Besos en la Frente

Carlos Quiñones Columnista


Jesús Adrian Romero es uno de los cantantes de referencia dentro del panorama musical. Desde sus inicios en la década de los noventa cada disco es un avance y no un retroceso. Hace tiempo que la música de este cantante mexicano oriundo de Sonora dejó de ser localista para convertirse en global, tal como lo exigen los tiempos. Es música que cruza fronteras, invita a una experiencia espiritual con los pies en la tierra. El también letrista pocas veces deja su tan marcado estilo como lo que es hoy en su más reciente disco titulado “Besos en la frente” bajo el sello de Vástago Producciones y manufacturado entre Monterrey, Texas y Nueva York.

“Besos en la frente” es un disco para disfrutarse en primera persona, es una realización pensada para todo público. Las letras son profundas y nos hace olvidar discos anteriores  y el sonido de las guitarras deja aquel brillo de producciones previas para escucharse más oscuras y crudas que no por eso deja la sinfonía. Definitivamente la batuta de la producción es otra, y notó como Jesús Adrian Romero  se aleja de los temas pensado para ser cantados en las congregaciones. Algo que seguramente seguirá en el futuro pero por el momento este disco tiene temas para escucharse una y otra vez hasta entender con cuidado cada uno de los títulos y así lograr que se nos peguen como el algodón de azúcar a los labios.

JAR2Este disco es un mosaico de tonalidades, desde una invitación a desconectarse del mundo (redes sociales, quizá)  y apagar todo con “Canción de cuna”  y hasta conectarse con la intimidad del creador en “Que huyan los fantasmas”.  “La niña y el lobo” es un deseo que abrazamos muchos, es el de tener un mundo donde solo haya armonía y que seamos capaz de ver como se mezclan los defectos y el amor, la tragedia y los milagros. Algo que suena a imposible pero una fe ciega permite a creer que si es viable.  “Nadando contra corriente” es quizá el clímax del disco, un tema de un padre a un hijo, no son iguales pero ambos bajo el mismo cobijo espiritual en complicidad.  Con “Sencilla y arrogante” y “Caigo rendido” Jesús Adrian nos muestra que sigue fiel a su estilo para los que están acostumbrados a esa escuela de “El aire de tu casa” de 2005.  Fuera de ahí este disco es el fruto del olfato musical de su productor Adrian Romero.

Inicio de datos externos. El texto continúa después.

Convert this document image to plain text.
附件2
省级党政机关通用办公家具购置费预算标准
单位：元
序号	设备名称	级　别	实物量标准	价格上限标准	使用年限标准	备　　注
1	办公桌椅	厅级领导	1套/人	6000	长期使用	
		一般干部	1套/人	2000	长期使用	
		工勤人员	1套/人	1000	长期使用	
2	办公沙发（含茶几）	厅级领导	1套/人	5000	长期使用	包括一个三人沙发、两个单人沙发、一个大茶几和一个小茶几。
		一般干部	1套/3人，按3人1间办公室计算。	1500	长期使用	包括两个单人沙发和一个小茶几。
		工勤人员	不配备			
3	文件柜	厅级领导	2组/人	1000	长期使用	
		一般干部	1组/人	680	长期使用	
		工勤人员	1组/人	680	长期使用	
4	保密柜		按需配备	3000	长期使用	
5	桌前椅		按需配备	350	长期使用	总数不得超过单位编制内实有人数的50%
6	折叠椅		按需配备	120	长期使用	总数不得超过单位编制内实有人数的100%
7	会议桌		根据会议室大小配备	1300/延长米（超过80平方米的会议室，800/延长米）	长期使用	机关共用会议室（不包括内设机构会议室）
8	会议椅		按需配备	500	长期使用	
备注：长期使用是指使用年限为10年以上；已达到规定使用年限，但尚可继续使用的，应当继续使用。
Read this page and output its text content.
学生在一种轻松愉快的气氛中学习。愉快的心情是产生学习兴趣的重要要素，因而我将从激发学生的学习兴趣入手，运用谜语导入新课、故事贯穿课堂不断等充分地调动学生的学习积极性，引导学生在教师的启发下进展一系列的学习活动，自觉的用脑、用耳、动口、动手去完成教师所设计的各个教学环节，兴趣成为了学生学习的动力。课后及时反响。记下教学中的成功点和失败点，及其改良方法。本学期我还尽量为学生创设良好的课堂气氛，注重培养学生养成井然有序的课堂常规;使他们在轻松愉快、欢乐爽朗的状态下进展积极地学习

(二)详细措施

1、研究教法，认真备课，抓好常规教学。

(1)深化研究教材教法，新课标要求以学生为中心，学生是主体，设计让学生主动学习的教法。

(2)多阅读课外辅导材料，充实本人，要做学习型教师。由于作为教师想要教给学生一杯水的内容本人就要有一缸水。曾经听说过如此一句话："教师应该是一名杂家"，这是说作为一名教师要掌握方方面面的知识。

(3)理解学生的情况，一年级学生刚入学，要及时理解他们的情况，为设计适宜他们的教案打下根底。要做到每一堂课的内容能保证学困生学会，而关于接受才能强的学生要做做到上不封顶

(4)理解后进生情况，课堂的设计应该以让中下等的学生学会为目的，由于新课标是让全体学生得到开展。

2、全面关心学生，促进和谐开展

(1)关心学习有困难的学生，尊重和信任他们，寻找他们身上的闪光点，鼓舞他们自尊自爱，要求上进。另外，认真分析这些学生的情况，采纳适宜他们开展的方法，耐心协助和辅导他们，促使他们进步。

Todo lo que hace Jesús Adrian es garantía de éxito, la formula le ha estado funcionando bastante bien por los últimos cuatro lustros. Pero este disco lo saca de su zona de confort, ha decidido innovar, se arriesga a un sonido no común para los que lo han seguido al pie de la letra su trayectoria. Al escuchar  cada canción se nota lo bien trabajadas que están, me recuerda a lo hecho con Simulacra del grupo AVE en 2013. Ese sonido vanguardista que hipnotiza, que nos hace agudizar nuestros oídos para entender las liricas hasta sumergimos en su ritmo, para viajar por la nitidez de sus melodías.  “Besos en la frente” es el encuentro entre un padre y sus hijos porque no hay mayor seguridad que entre sus brazos y con sus besos como diciendo “no te preocupes, yo estoy aquí para protegerte”.  Definitivamente no es sombrío a pesar de ser en su mayoría baladas, más bien funciona como una especie de filtro a través del cual el dolor y la esperanza buscan convertirse en otra cosa: en una relación personal con el hacedor de la vida.

El lanzamiento oficial de este disco será este 16 de junio y tendrá su debut e inicio de gira el próximo 29 de julio en Auditorio Nacional de la Ciudad de México.  No los decepcionara en ningún momento y seguramente hará apreciar con más detalle las producciones anteriores a la misma para quienes escuchan por primera vez a Jesús Adrian Romero. El amor, la esperanza, el anhelo, lo ilógico, lo lógico, un preludio, una cuna, un corazón valiente y aferrado, una jornada, un destino, un eco, un llamado primitivo, un manantial de fe, un silencio interno, cada paso que se da. Esto y mucho más son los 13 temas que comprenden esta producción y es una manifestación  latente de que Dios se acuerda de lo que nosotros no, por ejemplo: el día que nacimos y vimos la luz. “Besos en la frente” es pletórico de sentimiento, color y vida. Para escucharlo en repetición.